Julia, you sound like a strong, capable woman. What do you mean by " emotional weakness" ? Do you have friends that you can just spend time with and relax? Are there things that you do just because you enjoy it, like gardening, knitting or reading? If you were previously diagnosed with depression then I think you may be experiencing another episode. That psychologist sounds extremely unhelpful. Would you see someone else, perhaps a psychiatrist, for an evaluation? A full medical examination might also be helpful to rule out purely physical reasons (e.g. thyroid problems or diabetes) for the problems you are experiencing. Take care.

Reply to Maria
Posted by: cybershrink | 2012-07-29

Like Maria, I seriously doubt whether you had or have an "emotional weakenss", though maybe you felt you had some sort of emotional vulnerability. This may well have reached a more severe level after your husband's death when you may have felt more alone and perhaps even inadequate. Psychotherapy can indeed help, though it usually, if modern methods are used, usually needs less than ayear to prove helpful.
But clearly something eventually went right, and its great that you report feeling better and stronger.
I would hope that the psychologist made a proper professional assessment according to modern methods, and would have given you a proper diagnosis. If, for instance, it was depression, you may possibly be getting depressed again ( it can recur ).
I'm not sure, from your message, whether you have lost any of the excellent progress you made then, or whether your current concern is more that you have stopped striding forward and making still more progress. For all of us there may be some limits as to how much we may achieve, and realistic goals are valuable.
But from your description it sounds as though there may indeed have been some slippage, such as the weight gain, and the sense that techniques that presumably were once enjoyable and got you ahead, now seem effortful and maybe tedious.
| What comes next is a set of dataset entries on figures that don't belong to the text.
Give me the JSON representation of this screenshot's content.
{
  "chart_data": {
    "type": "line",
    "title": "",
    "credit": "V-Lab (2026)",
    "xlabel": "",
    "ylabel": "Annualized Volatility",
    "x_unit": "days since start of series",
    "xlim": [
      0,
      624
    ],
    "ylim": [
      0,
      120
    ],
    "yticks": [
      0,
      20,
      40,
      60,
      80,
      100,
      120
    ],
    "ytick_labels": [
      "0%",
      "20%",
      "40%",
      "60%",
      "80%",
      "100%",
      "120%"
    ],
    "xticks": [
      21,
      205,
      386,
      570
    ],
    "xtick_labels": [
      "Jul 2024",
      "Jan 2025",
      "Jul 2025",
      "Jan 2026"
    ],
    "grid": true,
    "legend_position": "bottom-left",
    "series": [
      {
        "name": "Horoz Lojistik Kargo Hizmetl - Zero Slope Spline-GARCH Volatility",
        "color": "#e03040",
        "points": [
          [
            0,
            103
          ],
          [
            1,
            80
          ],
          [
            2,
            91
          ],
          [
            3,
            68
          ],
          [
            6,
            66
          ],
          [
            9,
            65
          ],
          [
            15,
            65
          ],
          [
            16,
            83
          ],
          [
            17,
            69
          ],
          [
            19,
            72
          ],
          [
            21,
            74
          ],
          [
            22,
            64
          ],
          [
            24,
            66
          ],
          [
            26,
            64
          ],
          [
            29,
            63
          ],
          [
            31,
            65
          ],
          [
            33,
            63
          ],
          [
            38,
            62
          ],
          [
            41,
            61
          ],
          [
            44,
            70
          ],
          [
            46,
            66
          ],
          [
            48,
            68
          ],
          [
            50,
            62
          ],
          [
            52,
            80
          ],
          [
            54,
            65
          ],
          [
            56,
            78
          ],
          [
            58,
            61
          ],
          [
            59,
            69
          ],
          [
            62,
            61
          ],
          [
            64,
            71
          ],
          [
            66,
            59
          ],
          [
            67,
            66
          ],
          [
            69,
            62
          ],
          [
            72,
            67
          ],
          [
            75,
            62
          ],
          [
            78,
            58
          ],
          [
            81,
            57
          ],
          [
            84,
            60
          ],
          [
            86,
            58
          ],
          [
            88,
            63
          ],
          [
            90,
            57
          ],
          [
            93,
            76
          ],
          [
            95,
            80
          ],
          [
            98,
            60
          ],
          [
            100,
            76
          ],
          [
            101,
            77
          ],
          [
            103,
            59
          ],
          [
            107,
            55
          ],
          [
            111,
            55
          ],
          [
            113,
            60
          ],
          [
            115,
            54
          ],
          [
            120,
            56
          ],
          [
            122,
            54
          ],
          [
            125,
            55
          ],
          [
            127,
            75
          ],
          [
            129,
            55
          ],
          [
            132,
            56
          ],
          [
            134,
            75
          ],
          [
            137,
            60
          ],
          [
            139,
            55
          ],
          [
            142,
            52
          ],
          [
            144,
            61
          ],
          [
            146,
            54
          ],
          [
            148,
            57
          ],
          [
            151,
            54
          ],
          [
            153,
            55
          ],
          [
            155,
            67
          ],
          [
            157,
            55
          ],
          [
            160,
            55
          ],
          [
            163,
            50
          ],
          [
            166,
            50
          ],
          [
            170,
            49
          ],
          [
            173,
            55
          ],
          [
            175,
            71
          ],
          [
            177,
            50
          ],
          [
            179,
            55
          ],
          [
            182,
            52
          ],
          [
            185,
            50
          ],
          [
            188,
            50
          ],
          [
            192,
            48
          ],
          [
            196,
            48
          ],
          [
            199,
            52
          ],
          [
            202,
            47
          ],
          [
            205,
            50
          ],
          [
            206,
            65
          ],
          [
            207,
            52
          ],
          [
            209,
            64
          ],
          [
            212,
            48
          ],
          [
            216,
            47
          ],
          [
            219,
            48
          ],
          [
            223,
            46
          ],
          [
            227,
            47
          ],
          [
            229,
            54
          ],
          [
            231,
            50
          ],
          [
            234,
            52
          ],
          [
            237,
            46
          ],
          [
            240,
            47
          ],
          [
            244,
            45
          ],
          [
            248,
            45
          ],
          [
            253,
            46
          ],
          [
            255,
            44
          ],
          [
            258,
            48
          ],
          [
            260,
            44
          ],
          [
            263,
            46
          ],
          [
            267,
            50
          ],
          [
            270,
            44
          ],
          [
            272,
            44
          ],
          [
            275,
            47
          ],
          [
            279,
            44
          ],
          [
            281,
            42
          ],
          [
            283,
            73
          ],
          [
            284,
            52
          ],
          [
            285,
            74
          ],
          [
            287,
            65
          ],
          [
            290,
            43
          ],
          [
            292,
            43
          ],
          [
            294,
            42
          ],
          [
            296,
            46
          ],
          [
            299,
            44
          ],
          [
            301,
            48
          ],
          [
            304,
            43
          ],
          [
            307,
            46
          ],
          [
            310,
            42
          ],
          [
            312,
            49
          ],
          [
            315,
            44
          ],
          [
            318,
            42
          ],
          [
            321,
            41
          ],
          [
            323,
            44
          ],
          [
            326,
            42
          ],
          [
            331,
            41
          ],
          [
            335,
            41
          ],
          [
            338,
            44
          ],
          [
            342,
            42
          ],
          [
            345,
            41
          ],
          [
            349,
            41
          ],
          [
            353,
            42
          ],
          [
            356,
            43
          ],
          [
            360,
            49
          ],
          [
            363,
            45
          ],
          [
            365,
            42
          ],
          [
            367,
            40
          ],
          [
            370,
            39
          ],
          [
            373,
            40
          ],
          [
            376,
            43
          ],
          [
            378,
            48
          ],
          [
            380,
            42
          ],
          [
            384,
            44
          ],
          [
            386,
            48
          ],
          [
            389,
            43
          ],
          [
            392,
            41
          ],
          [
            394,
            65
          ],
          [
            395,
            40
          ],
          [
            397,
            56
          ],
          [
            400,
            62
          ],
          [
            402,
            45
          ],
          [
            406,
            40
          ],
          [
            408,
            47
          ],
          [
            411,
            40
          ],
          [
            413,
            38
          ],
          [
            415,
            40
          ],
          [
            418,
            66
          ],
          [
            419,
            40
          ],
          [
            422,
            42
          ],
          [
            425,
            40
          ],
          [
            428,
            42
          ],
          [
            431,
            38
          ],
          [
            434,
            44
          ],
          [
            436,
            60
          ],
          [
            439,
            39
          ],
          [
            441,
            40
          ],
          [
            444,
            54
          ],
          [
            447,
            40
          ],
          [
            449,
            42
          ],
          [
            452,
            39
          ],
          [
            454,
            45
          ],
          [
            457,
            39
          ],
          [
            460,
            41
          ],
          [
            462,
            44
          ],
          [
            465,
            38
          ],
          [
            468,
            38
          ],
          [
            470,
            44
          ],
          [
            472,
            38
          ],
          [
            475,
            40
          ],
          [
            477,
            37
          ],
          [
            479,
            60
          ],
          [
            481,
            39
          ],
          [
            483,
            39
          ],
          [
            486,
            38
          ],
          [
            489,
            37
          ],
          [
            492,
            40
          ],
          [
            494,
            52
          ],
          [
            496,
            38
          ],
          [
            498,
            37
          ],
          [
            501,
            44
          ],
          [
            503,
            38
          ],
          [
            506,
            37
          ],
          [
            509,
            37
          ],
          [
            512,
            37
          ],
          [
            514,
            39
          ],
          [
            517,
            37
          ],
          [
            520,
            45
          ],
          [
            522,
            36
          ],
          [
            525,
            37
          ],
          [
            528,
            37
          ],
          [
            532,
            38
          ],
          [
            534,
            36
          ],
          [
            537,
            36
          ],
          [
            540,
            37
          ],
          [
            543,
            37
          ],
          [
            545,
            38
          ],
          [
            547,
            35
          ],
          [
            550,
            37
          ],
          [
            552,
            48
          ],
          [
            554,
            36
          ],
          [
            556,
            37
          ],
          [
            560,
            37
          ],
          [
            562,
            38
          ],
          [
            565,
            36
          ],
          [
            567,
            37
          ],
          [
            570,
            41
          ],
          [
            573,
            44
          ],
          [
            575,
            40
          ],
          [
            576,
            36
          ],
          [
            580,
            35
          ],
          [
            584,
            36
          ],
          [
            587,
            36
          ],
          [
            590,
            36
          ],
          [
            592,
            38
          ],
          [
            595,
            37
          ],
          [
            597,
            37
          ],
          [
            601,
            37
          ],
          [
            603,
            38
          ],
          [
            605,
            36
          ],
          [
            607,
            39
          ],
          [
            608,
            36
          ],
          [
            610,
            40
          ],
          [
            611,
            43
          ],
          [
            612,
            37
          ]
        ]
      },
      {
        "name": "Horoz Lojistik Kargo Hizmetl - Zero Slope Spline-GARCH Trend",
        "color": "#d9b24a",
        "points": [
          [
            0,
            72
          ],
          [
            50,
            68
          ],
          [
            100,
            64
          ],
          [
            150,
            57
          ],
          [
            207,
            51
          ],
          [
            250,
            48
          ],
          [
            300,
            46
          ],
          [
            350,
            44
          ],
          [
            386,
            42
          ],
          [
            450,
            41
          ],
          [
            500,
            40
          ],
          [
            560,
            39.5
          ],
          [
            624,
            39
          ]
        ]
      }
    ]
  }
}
Depression may show itself, not necessarily with an obvious sense of emotional sadness, but in what's called Anhedonia, a loss of the sense of passion and pleasure for whatever used to bring one satisfaction.
Your new psychologist sounds inattentive and maybe even slipshod, anyhow not someone who can match your needs. It sounds as though it was he who was inadequate, not you. Don't give up. See someone else, maybe even a psychiatrist ( as perhaps some medication could help ) and who, if personally not using a modern method of copunselling like CBT, could refer you to someone good who does do so, as well.